Hedge fund tycoon Crispin Odey and Societe Generale strategist Albert Edwards have both separately warned that another banking crisis is looming; and both believe central bank monetary policy is to blame.  According to Odey bank profitability is falling:

“Banks need rights issues to deal with these losses but why would anyone want to subscribe while… margins are driven lower by ongoing quantitative easing.  Only higher interest rates can make banks attractive.”

Instead, central bankers continue to use quantitative easing and zero-percent interest rates in the desperate hope of stimulating bank borrowing.  But Edwards argues:

“Quick-fix monetary QE nonsense has made virtually no difference to the economic recoveries other than to inflate asset prices, make the rich richer, inequality worse and make Joe and Joanna Sixpack want to scream in rage.

“I am neither monetarist nor Keynesian. I see merit and demerit in both sides of a very fractious argument. But what I do know is when in the last few weeks I have heard that Janet Yellen sees no bubble in the US, when Ben Bernanke hones and restates his helicopter money speech, and when Mario Draghi says that the ECB’s policy of printing money and negative interest rates was working, I feel utterly depressed (I could also quote similar nonsense from Japan, the UK and China). I have not one scintilla of doubt that these central bankers will destroy the enfeebled world economy with their clumsy interventions and that political chaos will be the ugly result.”

Writing for Money Week, John Stepek points to the lunacy in Mario Draghi’s negative interest rate policy – which the US Federal Reserve has been openly considering.  The only way to make this work is to abolish notes and coins:

“Banning cash enables central banks to impose negative interest rates (at the moment, if they make them too negative, then people will just hold loads of cash under their mattress at 0% annual interest instead of negative 4%). That means they can kickstart the economy and fight deflation more easily.”

In practice, were a central bank to seriously consider outlawing the use of cash, the psychological impact on an already stressed economy would be catastrophic:

“It’s funny. Some of the same people who argue that Brexit would be disastrous for confidence and “uncertainty” will cheerily dismiss the impact of something far more significant like banning cash.  Yet banning cash in itself – regardless of the accompanying justifications – would be seen as so dramatic and draconian that it would almost certainly have a significant impact on people’s ability to make big buying or selling decisions.”

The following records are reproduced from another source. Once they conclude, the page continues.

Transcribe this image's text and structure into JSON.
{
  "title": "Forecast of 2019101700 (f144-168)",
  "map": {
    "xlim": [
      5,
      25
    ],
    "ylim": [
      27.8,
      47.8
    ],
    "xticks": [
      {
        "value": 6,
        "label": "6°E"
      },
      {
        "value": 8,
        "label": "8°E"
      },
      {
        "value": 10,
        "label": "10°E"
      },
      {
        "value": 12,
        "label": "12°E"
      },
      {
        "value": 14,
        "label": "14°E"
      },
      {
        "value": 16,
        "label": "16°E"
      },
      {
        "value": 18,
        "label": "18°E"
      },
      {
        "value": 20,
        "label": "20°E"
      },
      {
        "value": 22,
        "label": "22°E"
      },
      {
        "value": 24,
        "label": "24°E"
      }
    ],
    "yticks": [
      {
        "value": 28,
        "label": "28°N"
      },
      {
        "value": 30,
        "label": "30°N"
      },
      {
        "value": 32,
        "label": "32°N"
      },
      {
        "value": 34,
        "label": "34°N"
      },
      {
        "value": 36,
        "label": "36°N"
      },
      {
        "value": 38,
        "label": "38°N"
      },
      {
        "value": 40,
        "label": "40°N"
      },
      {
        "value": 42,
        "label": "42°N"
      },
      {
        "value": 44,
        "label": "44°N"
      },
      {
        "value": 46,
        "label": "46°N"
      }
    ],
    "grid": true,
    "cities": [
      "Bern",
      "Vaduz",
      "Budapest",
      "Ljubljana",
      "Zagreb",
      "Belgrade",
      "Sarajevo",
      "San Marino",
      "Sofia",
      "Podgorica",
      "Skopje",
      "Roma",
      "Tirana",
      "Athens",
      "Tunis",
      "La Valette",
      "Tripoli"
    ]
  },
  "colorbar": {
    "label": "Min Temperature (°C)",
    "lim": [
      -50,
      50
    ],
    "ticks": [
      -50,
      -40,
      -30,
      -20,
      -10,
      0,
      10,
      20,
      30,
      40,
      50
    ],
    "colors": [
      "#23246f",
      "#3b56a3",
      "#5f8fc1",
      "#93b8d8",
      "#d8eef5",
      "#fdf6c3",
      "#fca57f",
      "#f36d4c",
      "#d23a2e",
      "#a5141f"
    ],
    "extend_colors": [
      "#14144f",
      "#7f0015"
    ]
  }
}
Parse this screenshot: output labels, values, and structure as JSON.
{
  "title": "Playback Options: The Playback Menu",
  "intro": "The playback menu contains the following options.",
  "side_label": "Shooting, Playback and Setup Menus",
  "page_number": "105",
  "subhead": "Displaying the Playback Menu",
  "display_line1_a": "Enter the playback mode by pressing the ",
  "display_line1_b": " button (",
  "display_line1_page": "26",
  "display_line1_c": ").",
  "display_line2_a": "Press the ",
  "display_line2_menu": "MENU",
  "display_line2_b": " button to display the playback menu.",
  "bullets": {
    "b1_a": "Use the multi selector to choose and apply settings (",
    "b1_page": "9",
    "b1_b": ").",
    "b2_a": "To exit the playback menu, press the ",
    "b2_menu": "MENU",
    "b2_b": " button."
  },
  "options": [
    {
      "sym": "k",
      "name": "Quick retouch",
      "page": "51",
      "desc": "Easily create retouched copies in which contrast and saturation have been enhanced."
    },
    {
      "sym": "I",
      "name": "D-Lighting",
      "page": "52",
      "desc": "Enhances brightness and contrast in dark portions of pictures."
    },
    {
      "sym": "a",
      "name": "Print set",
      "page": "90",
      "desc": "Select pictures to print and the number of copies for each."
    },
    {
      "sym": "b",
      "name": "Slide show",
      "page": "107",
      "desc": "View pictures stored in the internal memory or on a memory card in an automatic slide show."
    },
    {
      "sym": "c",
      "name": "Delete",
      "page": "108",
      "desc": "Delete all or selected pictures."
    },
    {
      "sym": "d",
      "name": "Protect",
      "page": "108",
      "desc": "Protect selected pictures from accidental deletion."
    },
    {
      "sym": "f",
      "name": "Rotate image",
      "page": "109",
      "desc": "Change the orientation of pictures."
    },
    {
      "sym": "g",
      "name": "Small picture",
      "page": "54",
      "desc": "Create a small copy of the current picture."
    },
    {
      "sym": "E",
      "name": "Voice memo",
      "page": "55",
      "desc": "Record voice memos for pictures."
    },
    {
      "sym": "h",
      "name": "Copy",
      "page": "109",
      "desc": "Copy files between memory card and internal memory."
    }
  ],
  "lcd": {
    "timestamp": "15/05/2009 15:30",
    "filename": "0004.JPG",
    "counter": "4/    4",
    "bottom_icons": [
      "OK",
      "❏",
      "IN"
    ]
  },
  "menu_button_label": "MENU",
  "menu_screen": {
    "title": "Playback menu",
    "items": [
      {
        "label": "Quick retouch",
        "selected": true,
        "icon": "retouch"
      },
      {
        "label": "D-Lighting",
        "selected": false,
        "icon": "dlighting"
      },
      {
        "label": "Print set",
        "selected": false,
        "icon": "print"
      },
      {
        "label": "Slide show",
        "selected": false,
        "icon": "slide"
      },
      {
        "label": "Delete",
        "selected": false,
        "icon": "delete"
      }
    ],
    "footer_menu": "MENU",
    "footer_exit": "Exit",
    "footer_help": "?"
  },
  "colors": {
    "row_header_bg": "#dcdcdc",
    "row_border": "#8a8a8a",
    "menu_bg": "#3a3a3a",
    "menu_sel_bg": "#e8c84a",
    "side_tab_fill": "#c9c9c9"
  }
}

Arguments against central bank policy have been growing in volume since the crisis of 2008 – indeed, many people at the time argued that banks had to be allowed to fail even if this led to mass bankruptcies because this was the only means of resetting the system.  Having alighted on bail-outs (and more recently bail-ins), quantitative easing and zero-percent interest rates instead, central bankers are now caught in the psychological trap of previous investment.  To U-turn at this point would be to admit that the eight years since the crash have been wasted.

The views of investors like Odey and Edwards and journalists like Stepek are nothing new.  What is new is that these voices are beginning to get a hearing in mainstream media, and that investors are paying attention.  In this sense, they are like the little boy who points out that the Emperor has no clothes – they are merely pointing out the obvious; that central bank policy has failed.